I like vampires. I don’t like doe-eyed Abercrombie models-with-hair-product vampires that screw around with high-schoolers; nah, man, I mean like VAMPIRES—feral, unholy blood monsters that don’t have sparkly skin, that don’t mind baring their fangs and sure as hell don’t mind snacking on said high-schoolers.

DC’s newly revamped title (yep, intended) I, Vampire fulfills the kind of vamp model I like. I admit I jumped on this book late; it wasn’t part of my 'Must Haves' prior to September’s reboot so I let it slide under the radar, but once I flipped through the book and saw Sorrentino’s absolutely gorgeous, moody and borderline surrealist artwork I couldn’t see my $3 being spent on anything else. Bought the first two issues then and there.

Originally concocted by JM Dematteis and Tom Sutton and now handled by the aforementioned Sorrentino and writer Joshua Hale Fialkov, Vamp #2 picks up pretty much where the first left off, where we were introduced to two vampires: Mary and Andrew. Here’s the scoop: Mary’s a badass created by Andrew who’s risen to become known as the Queen of Blood, AKA the queen bee of the undead. Andrew, also a badass, loves her but we’re still not sure in what kind of way, we just know he has feelings for her. Oh, and he’s hell bent on slaughtering all the other vamps in existence while trying to reason with her enough to get her to shelve her plans of global domination.

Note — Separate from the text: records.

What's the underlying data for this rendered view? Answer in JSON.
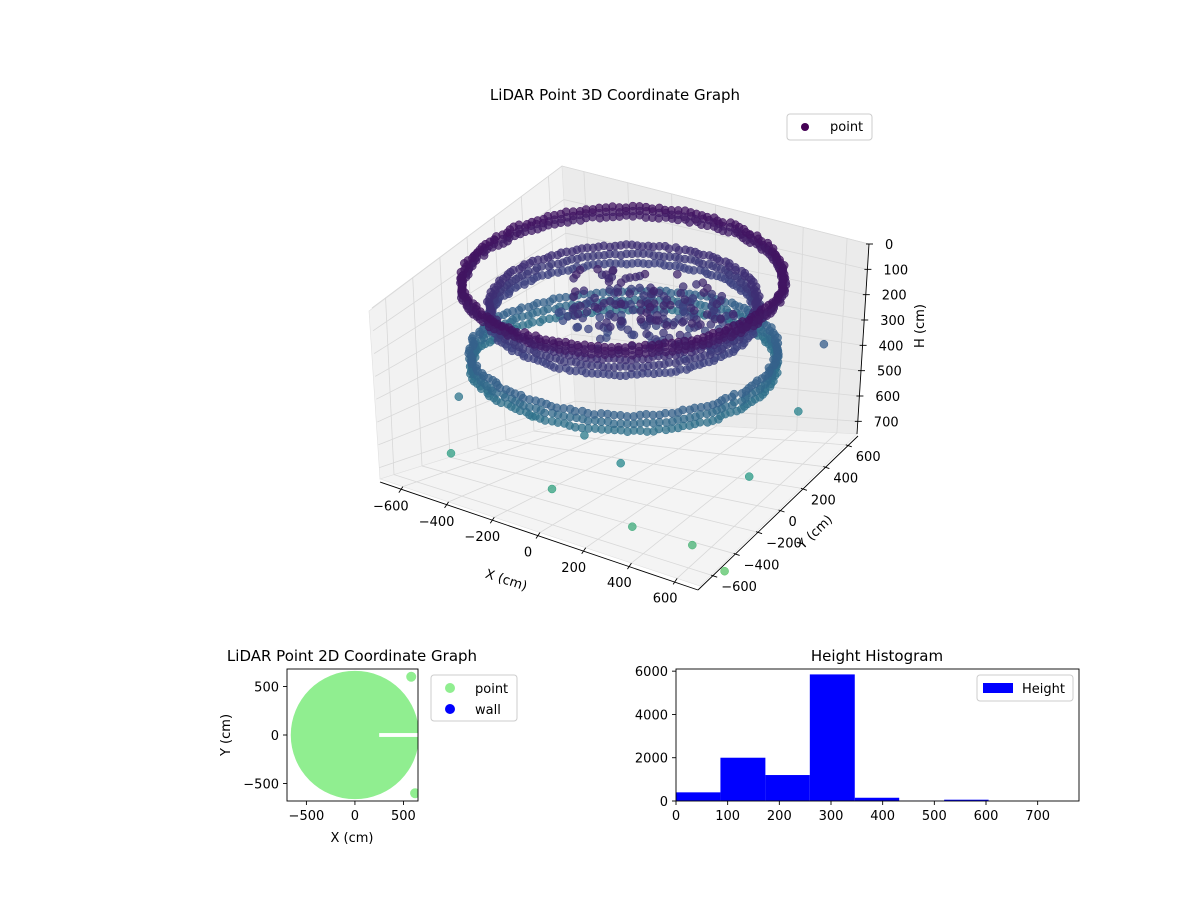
{
  "chart_data": [
    {
      "type": "scatter3d",
      "title": "LiDAR Point 3D Coordinate Graph",
      "xlabel": "X (cm)",
      "ylabel": "Y (cm)",
      "zlabel": "H (cm)",
      "xlim": [
        -700,
        700
      ],
      "ylim": [
        -700,
        700
      ],
      "zlim": [
        0,
        750
      ],
      "z_inverted": true,
      "xticks": [
        -600,
        -400,
        -200,
        0,
        200,
        400,
        600
      ],
      "yticks": [
        -600,
        -400,
        -200,
        0,
        200,
        400,
        600
      ],
      "zticks": [
        0,
        100,
        200,
        300,
        400,
        500,
        600,
        700
      ],
      "colormap": "viridis",
      "legend": {
        "entries": [
          "point"
        ],
        "placement": "top-right",
        "color": "#440154"
      },
      "series": [
        {
          "name": "point",
          "structure": [
            {
              "shape": "ring",
              "radius": 620,
              "h": [
                10,
                40
              ]
            },
            {
              "shape": "ring",
              "radius": 600,
              "h": [
                280,
                340
              ]
            },
            {
              "shape": "ring",
              "radius": 520,
              "h": [
                100,
                160
              ]
            },
            {
              "shape": "cluster",
              "cx": 80,
              "cy": 40,
              "h": [
                60,
                200
              ]
            }
          ],
          "outliers": [
            {
              "x": -420,
              "y": -560,
              "h": 360
            },
            {
              "x": -120,
              "y": -520,
              "h": 380
            },
            {
              "x": 120,
              "y": -540,
              "h": 390
            },
            {
              "x": 300,
              "y": -580,
              "h": 440
            },
            {
              "x": -380,
              "y": -700,
              "h": 540
            },
            {
              "x": 60,
              "y": -700,
              "h": 560
            },
            {
              "x": 420,
              "y": -720,
              "h": 600
            },
            {
              "x": 640,
              "y": -640,
              "h": 640
            },
            {
              "x": 700,
              "y": 360,
              "h": 260
            },
            {
              "x": 720,
              "y": 120,
              "h": 420
            },
            {
              "x": 700,
              "y": -260,
              "h": 520
            },
            {
              "x": 760,
              "y": -600,
              "h": 720
            }
          ]
        }
      ]
    },
    {
      "type": "scatter",
      "title": "LiDAR Point 2D Coordinate Graph",
      "xlabel": "X (cm)",
      "ylabel": "Y (cm)",
      "xlim": [
        -700,
        650
      ],
      "ylim": [
        -680,
        680
      ],
      "xticks": [
        -500,
        0,
        500
      ],
      "yticks": [
        -500,
        0,
        500
      ],
      "legend": {
        "placement": "outside-right"
      },
      "series": [
        {
          "name": "point",
          "color": "#90ee90",
          "shape": "filled-disc",
          "radius": 620,
          "gap": {
            "x_from": 250,
            "x_to": 650,
            "y_from": -20,
            "y_to": 20
          },
          "outliers": [
            {
              "x": 580,
              "y": 600
            },
            {
              "x": 620,
              "y": -600
            }
          ]
        },
        {
          "name": "wall",
          "color": "#0000ff",
          "points": []
        }
      ]
    },
    {
      "type": "histogram",
      "title": "Height Histogram",
      "xlabel": "",
      "ylabel": "",
      "xlim": [
        0,
        780
      ],
      "ylim": [
        0,
        6100
      ],
      "xticks": [
        0,
        100,
        200,
        300,
        400,
        500,
        600,
        700
      ],
      "yticks": [
        0,
        2000,
        4000,
        6000
      ],
      "bin_edges": [
        0,
        86,
        173,
        259,
        346,
        432,
        519,
        605,
        692,
        778
      ],
      "values": [
        400,
        2000,
        1200,
        5850,
        150,
        10,
        60,
        0,
        0
      ],
      "color": "#0000ff",
      "legend": {
        "entries": [
          "Height"
        ],
        "placement": "top-right"
      }
    }
  ]
}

Despite their tumultuous relationship, they’re not above going at each other’s throats (literally), and in issue 2 they bare-knuckle one another in an attempt to gain the upper hand, but Andrew’s a tough guy—plus he can’t be killed by any known means, so there’s your spoiler.

Even though I don’t care for vampires that go the Stoker route and transform into different forms like wolves and fog and whatnot (and we see all the forms in the first two issues) the art beautifully captures the on-the-fly transformations like a motion capture camera and it works wonderfully.

If you’re tired of your vampires turning fluffy and kid friendly, and you like DC Vertigo’s American Vampire series or you just like bloody good comic horror that strays from DC’s other offerings, I, Vampire fits the bill.